Scientists had been searching for touch and temperature receptors for many years before Julius and Patapoutian began their work, Koroshetz said. “Everybody knew [the receptors] were there, but nobody could find them,” he says. Then the two laureates came up with some clever ways to probe for the elusive proteins. 

David Julius used capsaicin and menthol to probe nerve cells for proteins that detect heat and cold in his Nobel Prize–winning research. Steve Babuljak

Julius, a biochemist and molecular physiologist and Howard Hughes Medical Institute trustee, used capsaicin, the compound that gives chili peppers their heat, to discover receptor proteins that allow people to feel chili’s burn. He then found that the receptor, TRPV1, also responds to heat. The protein is an ion channel, a type of molecular gate nestled in a cell’s membrane that opens or closes to control the flow of charged atoms or molecules into or out of the cell. In this case, when TRPV1 encounters capsaicin or heat, it opens, allowing charged calcium ions into the cell. That flood of calcium triggers electrical signals that are sent to the brain to warn of hot stuff.

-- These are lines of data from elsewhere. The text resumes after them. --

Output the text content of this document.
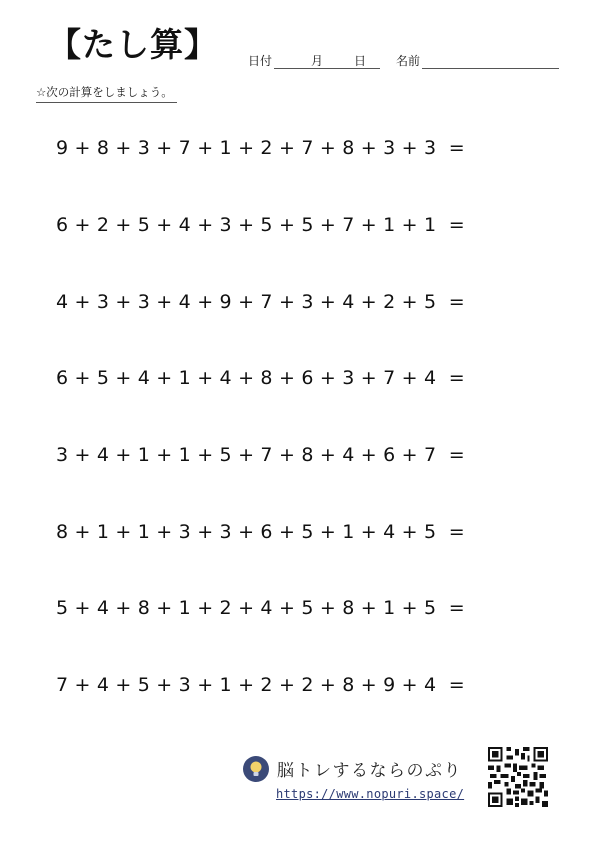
【たし算】	日付	月	日 名前
☆次の計算をしましょう。
9 + 8 + 3 + 7 + 1 + 2 + 7 + 8 + 3 + 3  =
6 + 2 + 5 + 4 + 3 + 5 + 5 + 7 + 1 + 1  =
4 + 3 + 3 + 4 + 9 + 7 + 3 + 4 + 2 + 5  =
6 + 5 + 4 + 1 + 4 + 8 + 6 + 3 + 7 + 4  =
3 + 4 + 1 + 1 + 5 + 7 + 8 + 4 + 6 + 7  =
8 + 1 + 1 + 3 + 3 + 6 + 5 + 1 + 4 + 5  =
5 + 4 + 8 + 1 + 2 + 4 + 5 + 8 + 1 + 5  =
7 + 4 + 5 + 3 + 1 + 2 + 2 + 8 + 9 + 4  =
脳トレするならのぷり
https://www.nopuri.space/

Julius used the winter-fresh compound menthol to uncover TRPM8, a cold-sensing receptor protein (SN: 2/13/02). Working independently, Patapoutian, a neuroscientist and a Howard Hughes Medical Institute investigator, used a different method to simultaneously discover the receptor.

After spending about a year poking nerve cells in lab dishes, Patapoutian also discovered a receptor protein, PIEZO1, that opens in response to mechanical pressure. That protein, named after the Greek word for pressure, and another called PIEZO2 allow people to feel touch (SN: 12/4/14). 

PIEZO2 is the receptor on nerve cells in the skin called Merkel cells that sense light touches and caresses (SN: 6/18/09). It also helps nerves in the lungs keep the organs from overinflating and is important for bladder and bowel functions (SN: 12/21/16).   Children who lack PIEZO2 have balance problems and can’t feel where their limbs are, Koroshetz says. “They have to look to see where their fingers are when they reach out to grab something.”  Abnormal pressure sensing may contribute to glaucoma and high blood pressure, too.

Nobel laureate Ardem Patapoutian standing in empty lecture hall
Ardem Patapoutian’s search for the receptors responsible for sensing touch led him to test over 70 genes. Number 72 finally wielded results earning him half the 2021 Nobel Prize in physiology or medicine. BBVA Foundation

Touch and temperature receptors may also be involved in processing pain. But despite the potential for drug development, pharmaceutical companies have struggled to develop new treatments using these channels, says Gary Lewin, whose lab at the Max Delbrück Center for Molecular Medicine in Berlin studies the molecular physiology of somatic sensation.

A major stumbling block comes from the fact that drugs targeting TRPV1, the receptor involved in sensing heat, tend to induce fever. Other closely related receptors may be more promising, says Lewin. “Both discoveries really boosted the field of pain research. But we’re really at the beginning — there’s a huge amount still to be discovered.” Treatments based on these receptors could provide an alternative to addictive pain medication, like opioids.

Julius and Patapoutian will split the prize of 10 million Swedish kronor, or more than $1.1 million.